I am reading Alex Ross’s excellent book “The Rest is Noise” (subtitle: Listening to the Twentieth Century). The book is mostly about contemporary music, but Ross gives the discussion a historical framework to give it contextual significance. The early chapters deal with the period around the end of the nineteenth and beginning of the twentieth centuries, and that is where I encountered the phrase that is the title of this essay.

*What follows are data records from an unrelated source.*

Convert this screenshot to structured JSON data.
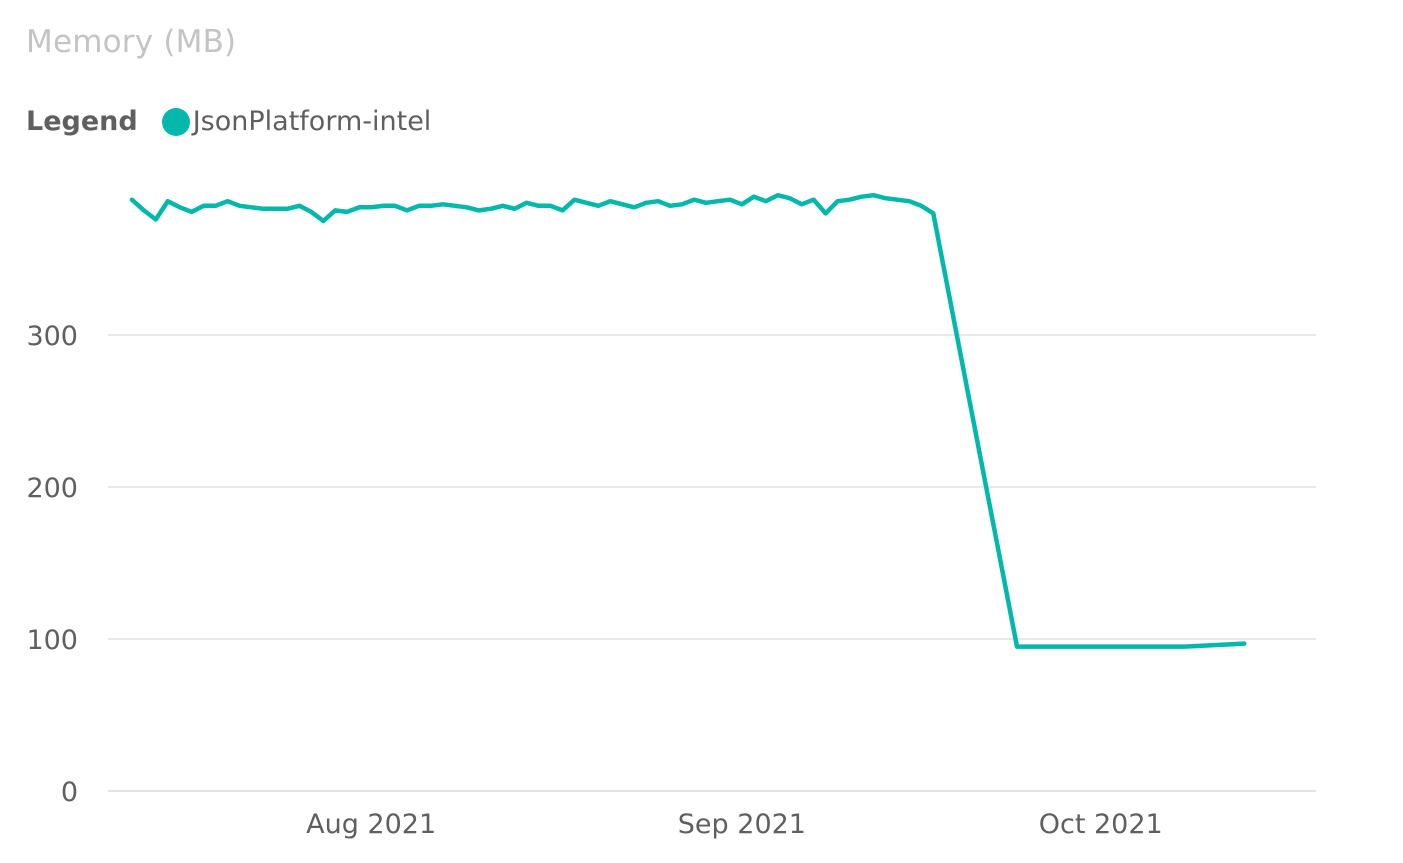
{
  "chart_data": {
    "type": "line",
    "title": "Memory (MB)",
    "legend": {
      "heading": "Legend",
      "placement": "top-left"
    },
    "xlabel": "",
    "ylabel": "",
    "xlim": [
      "2021-07-10",
      "2021-10-19"
    ],
    "ylim": [
      0,
      400
    ],
    "grid": true,
    "x_ticks": [
      {
        "value": "2021-08-01",
        "label": "Aug 2021"
      },
      {
        "value": "2021-09-01",
        "label": "Sep 2021"
      },
      {
        "value": "2021-10-01",
        "label": "Oct 2021"
      }
    ],
    "y_ticks": [
      0,
      100,
      200,
      300
    ],
    "series": [
      {
        "name": "JsonPlatform-intel",
        "color": "#01B8AA",
        "x": [
          "2021-07-12",
          "2021-07-13",
          "2021-07-14",
          "2021-07-15",
          "2021-07-16",
          "2021-07-17",
          "2021-07-18",
          "2021-07-19",
          "2021-07-20",
          "2021-07-21",
          "2021-07-22",
          "2021-07-23",
          "2021-07-24",
          "2021-07-25",
          "2021-07-26",
          "2021-07-27",
          "2021-07-28",
          "2021-07-29",
          "2021-07-30",
          "2021-07-31",
          "2021-08-01",
          "2021-08-02",
          "2021-08-03",
          "2021-08-04",
          "2021-08-05",
          "2021-08-06",
          "2021-08-07",
          "2021-08-08",
          "2021-08-09",
          "2021-08-10",
          "2021-08-11",
          "2021-08-12",
          "2021-08-13",
          "2021-08-14",
          "2021-08-15",
          "2021-08-16",
          "2021-08-17",
          "2021-08-18",
          "2021-08-19",
          "2021-08-20",
          "2021-08-21",
          "2021-08-22",
          "2021-08-23",
          "2021-08-24",
          "2021-08-25",
          "2021-08-26",
          "2021-08-27",
          "2021-08-28",
          "2021-08-29",
          "2021-08-30",
          "2021-08-31",
          "2021-09-01",
          "2021-09-02",
          "2021-09-03",
          "2021-09-04",
          "2021-09-05",
          "2021-09-06",
          "2021-09-07",
          "2021-09-08",
          "2021-09-09",
          "2021-09-10",
          "2021-09-11",
          "2021-09-12",
          "2021-09-13",
          "2021-09-14",
          "2021-09-15",
          "2021-09-16",
          "2021-09-17",
          "2021-09-24",
          "2021-09-28",
          "2021-10-08",
          "2021-10-13"
        ],
        "values": [
          389,
          382,
          376,
          388,
          384,
          381,
          385,
          385,
          388,
          385,
          384,
          383,
          383,
          383,
          385,
          381,
          375,
          382,
          381,
          384,
          384,
          385,
          385,
          382,
          385,
          385,
          386,
          385,
          384,
          382,
          383,
          385,
          383,
          387,
          385,
          385,
          382,
          389,
          387,
          385,
          388,
          386,
          384,
          387,
          388,
          385,
          386,
          389,
          387,
          388,
          389,
          386,
          391,
          388,
          392,
          390,
          386,
          389,
          380,
          388,
          389,
          391,
          392,
          390,
          389,
          388,
          385,
          380,
          95,
          95,
          95,
          97
        ]
      }
    ]
  }
}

It is French, of course, and the literal meaning is “end of the century.” But fin de siècle has taken on a special significance in the world of arts and culture, referring specifically to that tumultuous period. The French and Bolshevik revolutions destroyed the old monarchies and feudal structures, industrialization was gaining momentum. The common man was flexing his muscles and his independence, demanding his share of the power and wealth in the world.

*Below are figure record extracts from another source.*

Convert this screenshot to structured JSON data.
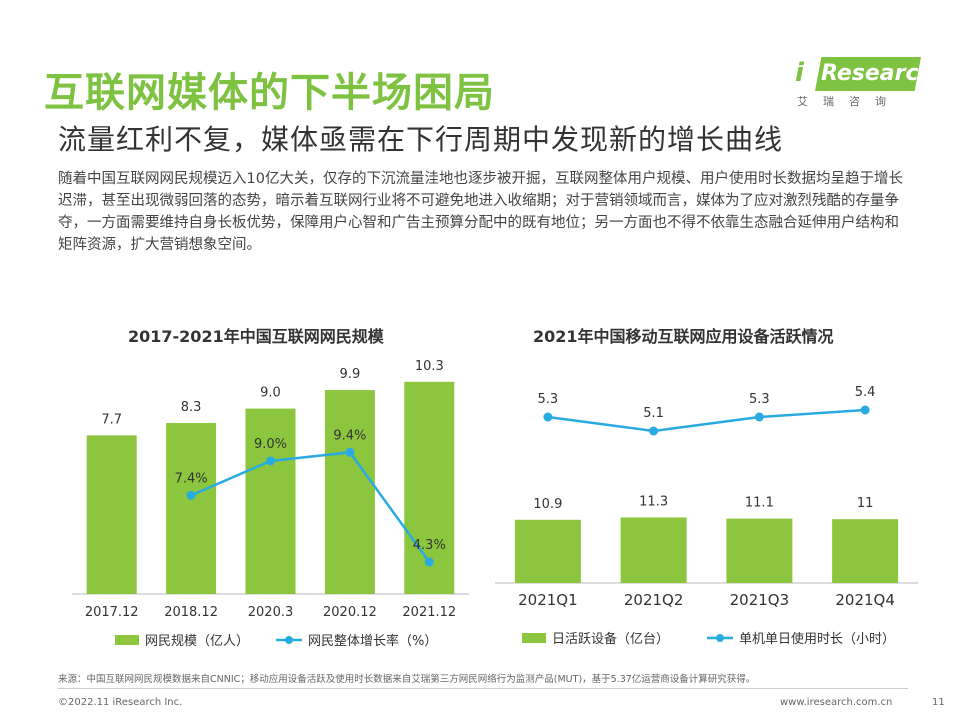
{
  "header": {
    "title": "互联网媒体的下半场困局",
    "subtitle": "流量红利不复，媒体亟需在下行周期中发现新的增长曲线",
    "paragraph": "随着中国互联网网民规模迈入10亿大关，仅存的下沉流量洼地也逐步被开掘，互联网整体用户规模、用户使用时长数据均呈趋于增长迟滞，甚至出现微弱回落的态势，暗示着互联网行业将不可避免地进入收缩期；对于营销领域而言，媒体为了应对激烈残酷的存量争夺，一方面需要维持自身长板优势，保障用户心智和广告主预算分配中的既有地位；另一方面也不得不依靠生态融合延伸用户结构和矩阵资源，扩大营销想象空间。"
  },
  "logo": {
    "i": "i",
    "word": "Research",
    "cn": "艾瑞咨询"
  },
  "colors": {
    "accent": "#7dc240",
    "bar": "#8cc63f",
    "line": "#29abe2"
  },
  "chart_data": [
    {
      "type": "bar",
      "title": "2017-2021年中国互联网网民规模",
      "categories": [
        "2017.12",
        "2018.12",
        "2020.3",
        "2020.12",
        "2021.12"
      ],
      "series": [
        {
          "name": "网民规模（亿人）",
          "kind": "bar",
          "values": [
            7.7,
            8.3,
            9.0,
            9.9,
            10.3
          ],
          "labels": [
            "7.7",
            "8.3",
            "9.0",
            "9.9",
            "10.3"
          ]
        },
        {
          "name": "网民整体增长率（%）",
          "kind": "line",
          "values": [
            null,
            7.4,
            9.0,
            9.4,
            4.3
          ],
          "labels": [
            "",
            "7.4%",
            "9.0%",
            "9.4%",
            "4.3%"
          ]
        }
      ],
      "legend_position": "bottom"
    },
    {
      "type": "bar",
      "title": "2021年中国移动互联网应用设备活跃情况",
      "categories": [
        "2021Q1",
        "2021Q2",
        "2021Q3",
        "2021Q4"
      ],
      "series": [
        {
          "name": "日活跃设备（亿台）",
          "kind": "bar",
          "values": [
            10.9,
            11.3,
            11.1,
            11
          ],
          "labels": [
            "10.9",
            "11.3",
            "11.1",
            "11"
          ]
        },
        {
          "name": "单机单日使用时长（小时）",
          "kind": "line",
          "values": [
            5.3,
            5.1,
            5.3,
            5.4
          ],
          "labels": [
            "5.3",
            "5.1",
            "5.3",
            "5.4"
          ]
        }
      ],
      "legend_position": "bottom"
    }
  ],
  "footer": {
    "source": "来源：中国互联网网民规模数据来自CNNIC；移动应用设备活跃及使用时长数据来自艾瑞第三方网民网络行为监测产品(MUT)，基于5.37亿运营商设备计算研究获得。",
    "copyright": "©2022.11 iResearch Inc.",
    "website": "www.iresearch.com.cn",
    "page": "11"
  }
}
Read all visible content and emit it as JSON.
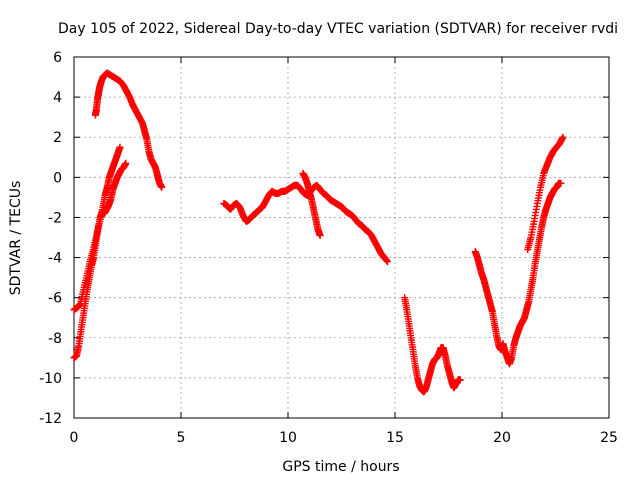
{
  "chart_data": {
    "type": "scatter",
    "title": "Day 105 of 2022, Sidereal Day-to-day VTEC variation (SDTVAR) for receiver rvdi",
    "xlabel": "GPS time / hours",
    "ylabel": "SDTVAR / TECUs",
    "xlim": [
      0,
      25
    ],
    "ylim": [
      -12,
      6
    ],
    "x_ticks": [
      0,
      5,
      10,
      15,
      20,
      25
    ],
    "y_ticks": [
      -12,
      -10,
      -8,
      -6,
      -4,
      -2,
      0,
      2,
      4,
      6
    ],
    "grid": true,
    "marker": "plus",
    "marker_color": "#ff0000",
    "series": [
      {
        "points": [
          [
            0.0,
            -6.6
          ],
          [
            0.15,
            -6.5
          ],
          [
            0.3,
            -6.3
          ],
          [
            0.45,
            -5.6
          ],
          [
            0.6,
            -4.9
          ],
          [
            0.75,
            -4.2
          ],
          [
            0.9,
            -3.6
          ],
          [
            1.05,
            -2.9
          ],
          [
            1.2,
            -2.2
          ],
          [
            1.35,
            -1.5
          ],
          [
            1.45,
            -0.9
          ],
          [
            1.55,
            -0.5
          ],
          [
            1.65,
            0.0
          ],
          [
            1.75,
            0.3
          ],
          [
            1.85,
            0.6
          ],
          [
            1.95,
            0.9
          ],
          [
            2.05,
            1.2
          ],
          [
            2.15,
            1.5
          ]
        ]
      },
      {
        "points": [
          [
            0.0,
            -9.0
          ],
          [
            0.12,
            -8.9
          ],
          [
            0.22,
            -8.4
          ],
          [
            0.32,
            -7.7
          ],
          [
            0.42,
            -7.0
          ],
          [
            0.52,
            -6.3
          ],
          [
            0.62,
            -5.6
          ],
          [
            0.72,
            -5.0
          ],
          [
            0.82,
            -4.4
          ],
          [
            0.92,
            -4.0
          ],
          [
            1.02,
            -3.3
          ],
          [
            1.12,
            -2.6
          ],
          [
            1.22,
            -2.0
          ],
          [
            1.32,
            -1.7
          ],
          [
            1.42,
            -1.8
          ],
          [
            1.52,
            -1.6
          ],
          [
            1.62,
            -1.4
          ],
          [
            1.72,
            -1.1
          ],
          [
            1.82,
            -0.6
          ],
          [
            1.92,
            -0.3
          ],
          [
            2.02,
            0.0
          ],
          [
            2.12,
            0.2
          ],
          [
            2.22,
            0.4
          ],
          [
            2.32,
            0.5
          ],
          [
            2.42,
            0.7
          ]
        ]
      },
      {
        "points": [
          [
            1.0,
            3.1
          ],
          [
            1.05,
            3.4
          ],
          [
            1.1,
            3.9
          ],
          [
            1.15,
            4.2
          ],
          [
            1.2,
            4.5
          ],
          [
            1.28,
            4.8
          ],
          [
            1.36,
            5.0
          ],
          [
            1.45,
            5.1
          ],
          [
            1.55,
            5.2
          ],
          [
            1.7,
            5.1
          ],
          [
            1.85,
            5.0
          ],
          [
            2.0,
            4.9
          ],
          [
            2.15,
            4.8
          ],
          [
            2.3,
            4.6
          ],
          [
            2.45,
            4.3
          ],
          [
            2.6,
            4.0
          ],
          [
            2.75,
            3.6
          ],
          [
            2.9,
            3.3
          ],
          [
            3.05,
            3.0
          ],
          [
            3.2,
            2.7
          ],
          [
            3.3,
            2.3
          ],
          [
            3.4,
            1.9
          ],
          [
            3.5,
            1.3
          ],
          [
            3.6,
            0.9
          ],
          [
            3.7,
            0.7
          ],
          [
            3.8,
            0.5
          ],
          [
            3.9,
            0.1
          ],
          [
            4.0,
            -0.3
          ],
          [
            4.1,
            -0.5
          ]
        ]
      },
      {
        "points": [
          [
            7.0,
            -1.3
          ],
          [
            7.15,
            -1.4
          ],
          [
            7.3,
            -1.6
          ],
          [
            7.45,
            -1.4
          ],
          [
            7.6,
            -1.3
          ],
          [
            7.75,
            -1.5
          ],
          [
            7.9,
            -1.9
          ],
          [
            8.05,
            -2.2
          ],
          [
            8.2,
            -2.1
          ],
          [
            8.35,
            -1.9
          ],
          [
            8.5,
            -1.8
          ],
          [
            8.65,
            -1.6
          ],
          [
            8.8,
            -1.5
          ],
          [
            8.95,
            -1.2
          ],
          [
            9.1,
            -0.9
          ],
          [
            9.25,
            -0.7
          ],
          [
            9.4,
            -0.8
          ],
          [
            9.55,
            -0.8
          ],
          [
            9.7,
            -0.7
          ],
          [
            9.85,
            -0.7
          ],
          [
            10.0,
            -0.6
          ],
          [
            10.15,
            -0.5
          ],
          [
            10.3,
            -0.4
          ],
          [
            10.45,
            -0.4
          ],
          [
            10.6,
            -0.6
          ],
          [
            10.75,
            -0.8
          ],
          [
            10.9,
            -0.9
          ],
          [
            11.05,
            -0.7
          ],
          [
            11.2,
            -0.5
          ],
          [
            11.35,
            -0.4
          ],
          [
            11.5,
            -0.6
          ],
          [
            11.65,
            -0.8
          ],
          [
            11.8,
            -0.9
          ],
          [
            11.95,
            -1.1
          ],
          [
            12.1,
            -1.2
          ],
          [
            12.25,
            -1.3
          ],
          [
            12.4,
            -1.4
          ],
          [
            12.55,
            -1.5
          ],
          [
            12.7,
            -1.7
          ],
          [
            12.85,
            -1.8
          ],
          [
            13.0,
            -1.9
          ],
          [
            13.15,
            -2.1
          ],
          [
            13.3,
            -2.3
          ],
          [
            13.45,
            -2.4
          ],
          [
            13.6,
            -2.6
          ],
          [
            13.75,
            -2.7
          ],
          [
            13.9,
            -2.9
          ],
          [
            14.05,
            -3.2
          ],
          [
            14.2,
            -3.5
          ],
          [
            14.35,
            -3.8
          ],
          [
            14.5,
            -4.0
          ],
          [
            14.65,
            -4.2
          ]
        ]
      },
      {
        "points": [
          [
            10.7,
            0.2
          ],
          [
            10.8,
            0.0
          ],
          [
            10.9,
            -0.3
          ],
          [
            11.0,
            -0.7
          ],
          [
            11.1,
            -1.1
          ],
          [
            11.2,
            -1.6
          ],
          [
            11.3,
            -2.1
          ],
          [
            11.4,
            -2.6
          ],
          [
            11.5,
            -2.9
          ]
        ]
      },
      {
        "points": [
          [
            15.45,
            -6.0
          ],
          [
            15.55,
            -6.6
          ],
          [
            15.65,
            -7.3
          ],
          [
            15.75,
            -8.0
          ],
          [
            15.85,
            -8.7
          ],
          [
            15.95,
            -9.4
          ],
          [
            16.05,
            -10.0
          ],
          [
            16.15,
            -10.4
          ],
          [
            16.25,
            -10.6
          ],
          [
            16.35,
            -10.7
          ],
          [
            16.45,
            -10.5
          ],
          [
            16.55,
            -10.1
          ],
          [
            16.65,
            -9.7
          ],
          [
            16.75,
            -9.3
          ],
          [
            16.85,
            -9.1
          ],
          [
            16.95,
            -9.0
          ],
          [
            17.05,
            -8.8
          ],
          [
            17.15,
            -8.5
          ],
          [
            17.25,
            -8.5
          ],
          [
            17.35,
            -8.9
          ],
          [
            17.45,
            -9.4
          ],
          [
            17.55,
            -9.8
          ],
          [
            17.65,
            -10.2
          ],
          [
            17.75,
            -10.5
          ],
          [
            17.85,
            -10.3
          ],
          [
            17.95,
            -10.1
          ],
          [
            18.05,
            -10.1
          ]
        ]
      },
      {
        "points": [
          [
            18.75,
            -3.7
          ],
          [
            18.85,
            -4.0
          ],
          [
            18.95,
            -4.4
          ],
          [
            19.05,
            -4.8
          ],
          [
            19.15,
            -5.1
          ],
          [
            19.25,
            -5.5
          ],
          [
            19.35,
            -5.9
          ],
          [
            19.45,
            -6.3
          ],
          [
            19.55,
            -6.7
          ],
          [
            19.65,
            -7.3
          ],
          [
            19.75,
            -7.9
          ],
          [
            19.85,
            -8.4
          ],
          [
            19.95,
            -8.6
          ],
          [
            20.05,
            -8.3
          ],
          [
            20.15,
            -8.7
          ],
          [
            20.25,
            -9.0
          ],
          [
            20.35,
            -9.3
          ],
          [
            20.45,
            -9.0
          ],
          [
            20.55,
            -8.4
          ],
          [
            20.65,
            -8.0
          ],
          [
            20.75,
            -7.7
          ],
          [
            20.85,
            -7.4
          ],
          [
            20.95,
            -7.2
          ],
          [
            21.05,
            -7.0
          ],
          [
            21.15,
            -6.6
          ],
          [
            21.25,
            -6.2
          ],
          [
            21.35,
            -5.6
          ],
          [
            21.45,
            -5.0
          ],
          [
            21.55,
            -4.3
          ],
          [
            21.65,
            -3.7
          ],
          [
            21.75,
            -3.1
          ],
          [
            21.85,
            -2.5
          ],
          [
            21.95,
            -2.0
          ],
          [
            22.05,
            -1.6
          ],
          [
            22.15,
            -1.3
          ],
          [
            22.25,
            -1.0
          ],
          [
            22.35,
            -0.8
          ],
          [
            22.45,
            -0.6
          ],
          [
            22.55,
            -0.5
          ],
          [
            22.65,
            -0.3
          ],
          [
            22.75,
            -0.3
          ]
        ]
      },
      {
        "points": [
          [
            21.2,
            -3.6
          ],
          [
            21.35,
            -3.0
          ],
          [
            21.5,
            -2.2
          ],
          [
            21.65,
            -1.3
          ],
          [
            21.8,
            -0.5
          ],
          [
            21.95,
            0.2
          ],
          [
            22.1,
            0.6
          ],
          [
            22.25,
            1.0
          ],
          [
            22.4,
            1.3
          ],
          [
            22.55,
            1.5
          ],
          [
            22.7,
            1.7
          ],
          [
            22.85,
            2.0
          ]
        ]
      }
    ]
  }
}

The world of the arts could not escape being influenced by all of this, and the composers of that era sought to emulate the politics of the time, throwing off the “chains” that bound them to the old Classical-Romantic era. The formal structures and harmonies of Mozart, Beethoven and Brahms were passé. A new paradigm was needed, and composers like Gustav Mahler, Arnold Schoenberg, Igor Stravinsky and Richard Strauss showed the way.
Schoenberg was the leader of what became known as the “Second Viennese School,” the first having been that of the aforementioned Mozart, Beethoven and Brahms, among many others. Two of his students, Alban Berg and Anton Webern, who became famous in their own right, were his most ardent and effective supporters. They led the rebellion against what they viewed as the stultified and rigid structures of tonality and formality in classical music. In the beginning, they only sought to loosen the bonds, but eventually, as Anton Webern put it, “The time was simply ripe for the disappearance of tonality.”

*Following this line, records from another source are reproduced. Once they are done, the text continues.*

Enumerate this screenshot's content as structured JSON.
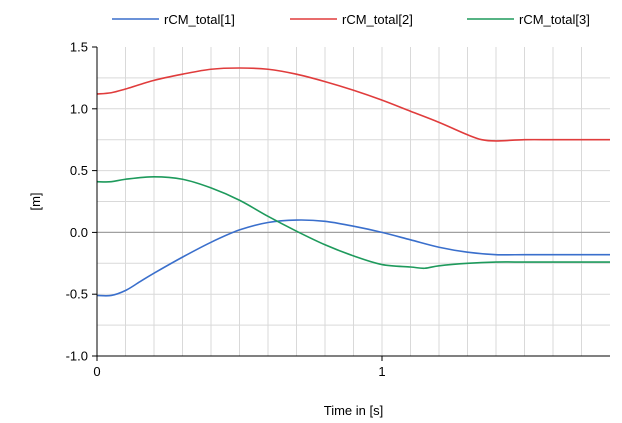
{
  "chart_data": {
    "type": "line",
    "title": "",
    "xlabel": "Time in [s]",
    "ylabel": "[m]",
    "xlim": [
      0,
      1.8
    ],
    "ylim": [
      -1.0,
      1.5
    ],
    "x_ticks": [
      0,
      1
    ],
    "y_ticks": [
      -1.0,
      -0.5,
      0.0,
      0.5,
      1.0,
      1.5
    ],
    "y_tick_labels": [
      "-1.0",
      "-0.5",
      "0.0",
      "0.5",
      "1.0",
      "1.5"
    ],
    "x_tick_labels": [
      "0",
      "1"
    ],
    "grid": true,
    "legend_position": "top",
    "series": [
      {
        "name": "rCM_total[1]",
        "color": "#3a6fcc",
        "x": [
          0,
          0.05,
          0.1,
          0.15,
          0.2,
          0.3,
          0.4,
          0.5,
          0.6,
          0.7,
          0.8,
          0.9,
          1.0,
          1.1,
          1.2,
          1.3,
          1.4,
          1.5,
          1.6,
          1.7,
          1.8
        ],
        "y": [
          -0.51,
          -0.51,
          -0.47,
          -0.4,
          -0.33,
          -0.2,
          -0.08,
          0.02,
          0.08,
          0.1,
          0.09,
          0.05,
          0.0,
          -0.06,
          -0.12,
          -0.16,
          -0.18,
          -0.18,
          -0.18,
          -0.18,
          -0.18
        ]
      },
      {
        "name": "rCM_total[2]",
        "color": "#e03c3c",
        "x": [
          0,
          0.05,
          0.1,
          0.2,
          0.3,
          0.4,
          0.5,
          0.6,
          0.7,
          0.8,
          0.9,
          1.0,
          1.1,
          1.2,
          1.3,
          1.35,
          1.4,
          1.5,
          1.6,
          1.7,
          1.8
        ],
        "y": [
          1.12,
          1.13,
          1.16,
          1.23,
          1.28,
          1.32,
          1.33,
          1.32,
          1.28,
          1.22,
          1.15,
          1.07,
          0.98,
          0.89,
          0.79,
          0.75,
          0.74,
          0.75,
          0.75,
          0.75,
          0.75
        ]
      },
      {
        "name": "rCM_total[3]",
        "color": "#1e9a5c",
        "x": [
          0,
          0.05,
          0.1,
          0.2,
          0.3,
          0.4,
          0.5,
          0.6,
          0.7,
          0.8,
          0.9,
          1.0,
          1.1,
          1.15,
          1.2,
          1.3,
          1.4,
          1.5,
          1.6,
          1.7,
          1.8
        ],
        "y": [
          0.41,
          0.41,
          0.43,
          0.45,
          0.43,
          0.36,
          0.26,
          0.13,
          0.01,
          -0.1,
          -0.19,
          -0.26,
          -0.28,
          -0.29,
          -0.27,
          -0.25,
          -0.24,
          -0.24,
          -0.24,
          -0.24,
          -0.24
        ]
      }
    ]
  }
}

A small group of these people transformed the whole musical scene, and they did it in just a few years. Similar things were happening in other cultural milieus…painting, sculpture, literature and poetry. It was truly an astonishing time.
Most humans…certainly more than half…live long enough to experience an end-of-century transition. Most of the people who read this experienced the one that occurred thirteen years ago. That was indeed a momentous one, not just the end of a century, but the end of a millennium. What earthshaking changes happened during our fin de siècle?
Politically…the dissolution of the Soviet Union and the ascendancy of the United States to the pinnacle, the only “superpower.” And then, only 21 months later, the most horrendous terrorist attack the world has ever seen. Cataclysmic events, to be sure, but what about the arts, culture, literature?
Nothing much to report, sadly. Our generation is obsessed with religion, politics, the environment, wars and terrorism. We don’t seem to have much time for the arts.